It's no secret that Facebook really let "you know what" hit the fan over the last couple weeks. The company's been under fire for sharing millions of its users' data with research firm Cambridge Analytica, and according to a post on the Facebook Newsroom, the number of people that were affected is bigger than originally reported.
Facebook had originally estimated that around 50 million people had their data shared with Cambridge Analytica, but on Wednesday, April 4, the company said:
In total, we believe the Facebook information of up to 87 million people — mostly in the US — may have been improperly shared with Cambridge Analytica.

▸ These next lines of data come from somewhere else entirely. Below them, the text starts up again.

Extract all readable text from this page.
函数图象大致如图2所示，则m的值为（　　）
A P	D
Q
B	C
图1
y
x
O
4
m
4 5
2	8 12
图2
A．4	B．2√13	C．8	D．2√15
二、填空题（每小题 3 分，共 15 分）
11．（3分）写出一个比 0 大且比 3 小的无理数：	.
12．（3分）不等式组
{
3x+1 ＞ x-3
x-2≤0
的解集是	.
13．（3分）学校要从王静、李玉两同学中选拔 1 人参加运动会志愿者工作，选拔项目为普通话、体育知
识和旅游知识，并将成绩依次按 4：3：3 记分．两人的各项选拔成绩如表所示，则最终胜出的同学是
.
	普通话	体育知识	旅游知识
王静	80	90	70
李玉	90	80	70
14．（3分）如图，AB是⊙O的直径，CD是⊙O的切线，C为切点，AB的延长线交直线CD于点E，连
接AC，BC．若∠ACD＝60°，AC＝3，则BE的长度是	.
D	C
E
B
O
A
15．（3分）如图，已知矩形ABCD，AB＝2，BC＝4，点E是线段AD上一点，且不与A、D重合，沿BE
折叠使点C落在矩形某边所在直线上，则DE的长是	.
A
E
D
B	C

I'm sure plenty of you have already had your tipping point with Facebook by now, but in case you're still hoping the company will be able to pick itself up out of this mess, it also announced nine tweaks it'll be rolling out to ensure something like this can't happen again. These include:
- Apps using the Events API won't be able to access guest lists or posts shared on the event wall. In the future, only apps that agree to Facebook's new "strict requirements" will be able to use it at all.

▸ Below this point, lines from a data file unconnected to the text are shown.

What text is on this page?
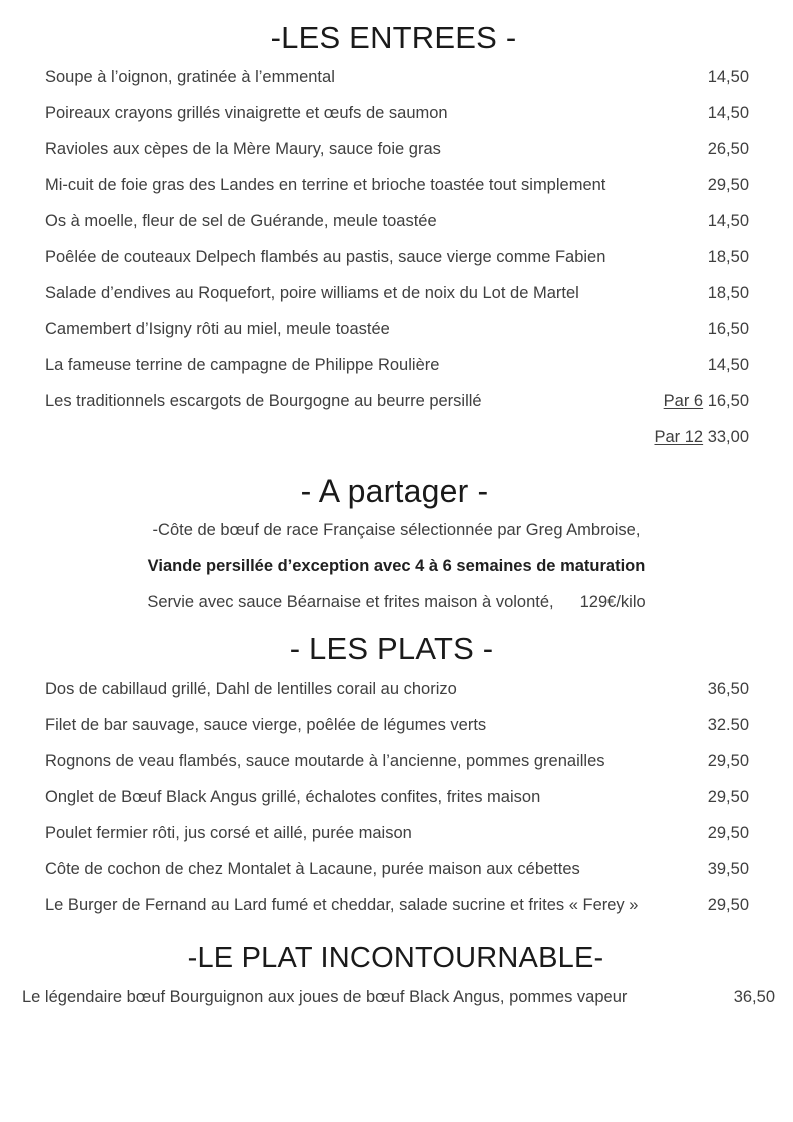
-LES ENTREES -
Soupe à l’oignon, gratinée à l’emmental	14,50
Poireaux crayons grillés vinaigrette et œufs de saumon	14,50
Ravioles aux cèpes de la Mère Maury, sauce foie gras	26,50
Mi-cuit de foie gras des Landes en terrine et brioche toastée tout simplement	29,50
Os à moelle, fleur de sel de Guérande, meule toastée	14,50
Poêlée de couteaux Delpech flambés au pastis, sauce vierge comme Fabien	18,50
Salade d’endives au Roquefort, poire williams et de noix du Lot de Martel	18,50
Camembert d’Isigny rôti au miel, meule toastée	16,50
La fameuse terrine de campagne de Philippe Roulière	14,50
Les traditionnels escargots de Bourgogne au beurre persillé	Par 6 16,50
Par 12 33,00
- A partager -
-Côte de bœuf de race Française sélectionnée par Greg Ambroise,
Viande persillée d’exception avec 4 à 6 semaines de maturation
Servie avec sauce Béarnaise et frites maison à volonté, 129€/kilo
- LES PLATS -
Dos de cabillaud grillé, Dahl de lentilles corail au chorizo	36,50
Filet de bar sauvage, sauce vierge, poêlée de légumes verts	32.50
Rognons de veau flambés, sauce moutarde à l’ancienne, pommes grenailles	29,50
Onglet de Bœuf Black Angus grillé, échalotes confites, frites maison	29,50
Poulet fermier rôti, jus corsé et aillé, purée maison	29,50
Côte de cochon de chez Montalet à Lacaune, purée maison aux cébettes	39,50
Le Burger de Fernand au Lard fumé et cheddar, salade sucrine et frites « Ferey »	29,50
-LE PLAT INCONTOURNABLE-
Le légendaire bœuf Bourguignon aux joues de bœuf Black Angus, pommes vapeur	36,50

- Third-party apps that use the Groups API must first get approval from Facebook and the group admin. Approved apps won't be able to access names or profile photos that are attached to posts/comments.
- Facebook must approve any app that requests access to its Pages API
- "Strict requirements" are in place for apps that use Facebook Login and they won't be able to gather info on political/religious views, relationship status, education, etc.
- Effective immediately, the Instagram Platform API is being depreciated.
- You can no longer look someone up on Facebook by searching for their email or phone number.
- Facebook says it doesn't collect the content of text messages on Android and that all logs that are one year or older will be deleted.
- The Partner Categories feature is being shut-down.